With the involvement of international forces humanitarian assistance has been used as a weapon of war.  When the Saudi-led forces attacked Hudaydah in 2018, a Houthi stronghold port city used to distribute humanitarian assistance, the Saudis obstructed distribution and the Houthis redirected aid from civilians to their fighters.  The women in Yemen again faced the brutality of this war, making up 76% of all displaced people, and 30% of displaced households being female (including girl) led households, with rampant violence and poverty putting these women in greater danger.  The UN Human Rights Council Group of Experts on Yemen concluded there was evidence of rape, detentions, disappearances and extortion of women, with incidents going largely unreported due to impunity and fear of revictimization.  Sexual violence in this context is not only a war crime under Rome Statute of ICC (07/2002) and UNSCR (1820) but is also condemned under Islamic jurisprudence on war as the First Calipha Abu Bakr (R.A) stated in his sermon of battles being confined against combatants:

“Stop, O people, that I may give you ten rules for your guidance in the battlefield. Do not commit treachery or deviate from the right path. You must not mutilate dead bodies. Neither kill a child, nor a woman. nor an aged man. Bring no harm to the trees, nor burn them with fire, especially those which are fruitful. Slay not any of the enemy’s flock. Save for your food.

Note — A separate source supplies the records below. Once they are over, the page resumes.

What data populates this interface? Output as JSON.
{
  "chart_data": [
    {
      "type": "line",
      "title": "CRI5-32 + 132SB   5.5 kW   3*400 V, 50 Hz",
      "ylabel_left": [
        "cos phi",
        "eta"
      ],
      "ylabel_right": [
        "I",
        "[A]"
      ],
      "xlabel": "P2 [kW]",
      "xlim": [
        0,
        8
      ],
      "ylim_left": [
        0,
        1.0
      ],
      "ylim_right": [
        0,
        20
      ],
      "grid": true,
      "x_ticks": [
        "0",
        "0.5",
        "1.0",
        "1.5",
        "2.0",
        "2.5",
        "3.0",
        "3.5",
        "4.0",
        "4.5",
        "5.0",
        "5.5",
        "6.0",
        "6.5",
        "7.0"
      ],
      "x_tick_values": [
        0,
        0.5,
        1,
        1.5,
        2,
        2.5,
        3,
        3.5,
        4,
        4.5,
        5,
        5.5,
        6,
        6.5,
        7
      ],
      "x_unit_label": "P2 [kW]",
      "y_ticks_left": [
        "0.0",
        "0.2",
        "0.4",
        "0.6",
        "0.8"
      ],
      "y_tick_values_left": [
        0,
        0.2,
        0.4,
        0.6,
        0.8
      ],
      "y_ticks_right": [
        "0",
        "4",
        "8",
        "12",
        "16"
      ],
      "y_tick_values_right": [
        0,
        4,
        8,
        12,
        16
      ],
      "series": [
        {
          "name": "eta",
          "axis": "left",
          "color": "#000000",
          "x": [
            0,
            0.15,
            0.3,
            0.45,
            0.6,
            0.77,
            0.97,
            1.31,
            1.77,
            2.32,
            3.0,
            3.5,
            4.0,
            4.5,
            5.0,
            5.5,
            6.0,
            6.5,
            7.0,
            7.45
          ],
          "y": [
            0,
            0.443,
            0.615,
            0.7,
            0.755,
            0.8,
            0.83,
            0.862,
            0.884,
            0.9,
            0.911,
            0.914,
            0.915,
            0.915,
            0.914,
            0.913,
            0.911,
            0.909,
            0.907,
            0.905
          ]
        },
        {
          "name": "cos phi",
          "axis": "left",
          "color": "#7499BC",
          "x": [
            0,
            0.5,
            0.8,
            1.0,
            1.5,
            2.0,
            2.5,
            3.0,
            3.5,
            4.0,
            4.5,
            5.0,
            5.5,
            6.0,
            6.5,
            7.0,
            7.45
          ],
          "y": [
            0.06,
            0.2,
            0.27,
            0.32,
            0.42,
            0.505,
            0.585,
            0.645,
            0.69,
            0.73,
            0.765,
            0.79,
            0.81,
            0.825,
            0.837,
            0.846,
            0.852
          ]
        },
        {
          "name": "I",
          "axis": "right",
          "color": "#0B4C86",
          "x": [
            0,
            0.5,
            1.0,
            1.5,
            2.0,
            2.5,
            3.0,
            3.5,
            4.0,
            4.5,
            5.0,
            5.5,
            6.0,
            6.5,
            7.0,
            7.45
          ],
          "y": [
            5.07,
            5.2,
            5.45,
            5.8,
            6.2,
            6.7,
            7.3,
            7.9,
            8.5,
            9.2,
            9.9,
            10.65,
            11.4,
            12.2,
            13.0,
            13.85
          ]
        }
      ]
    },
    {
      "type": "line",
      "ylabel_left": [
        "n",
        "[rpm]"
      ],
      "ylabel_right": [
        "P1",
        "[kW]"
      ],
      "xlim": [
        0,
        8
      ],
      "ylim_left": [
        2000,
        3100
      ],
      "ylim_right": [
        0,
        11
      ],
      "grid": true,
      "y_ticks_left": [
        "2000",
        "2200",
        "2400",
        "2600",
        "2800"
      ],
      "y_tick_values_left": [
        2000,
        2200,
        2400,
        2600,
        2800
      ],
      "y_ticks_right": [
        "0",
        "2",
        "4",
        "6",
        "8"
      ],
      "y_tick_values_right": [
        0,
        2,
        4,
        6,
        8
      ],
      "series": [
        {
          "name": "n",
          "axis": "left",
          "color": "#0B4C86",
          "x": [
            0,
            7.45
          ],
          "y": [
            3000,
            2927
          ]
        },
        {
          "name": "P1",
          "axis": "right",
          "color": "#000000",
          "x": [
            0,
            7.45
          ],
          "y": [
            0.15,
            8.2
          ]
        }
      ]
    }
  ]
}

You are likely to pass by people who have devoted their lives to monastic services; leave them alone”

In March 2021, one million pregnant women and new mothers are severely malnourished.  These women and their families cannot escape the Yemen’s locked borders and airspace to tell their story and put pressure on Western governments to stop selling arms that perpetuate this war. 

Women’s independent International League for Peace and Freedom found the security situation has now degraded to the point where military dominions have left a very limited space for women to participate in peace building, reconciliation, and peace processes, despite women constituting forces for revolutionary change at the beginning of the uprisings in Yemen. 

As the Oxfam report on Women in conflict zones indicates “Women have the upper hand in negotiating peace building and traditionally have shown their mediation skills in the roles assigned to them in their own tribes and rural communities. Being perceived as neutral and not seeking personal gain helped them to achieve this.”  

Women need to be part of peace negotiations and planning in post conflict situations to shape future public institutions and draft laws to change the norms.  Women need a seat at the table that will not only provide them, but future generations, with freedom from fear, freedom from want, freedom of expression and freedom of religion.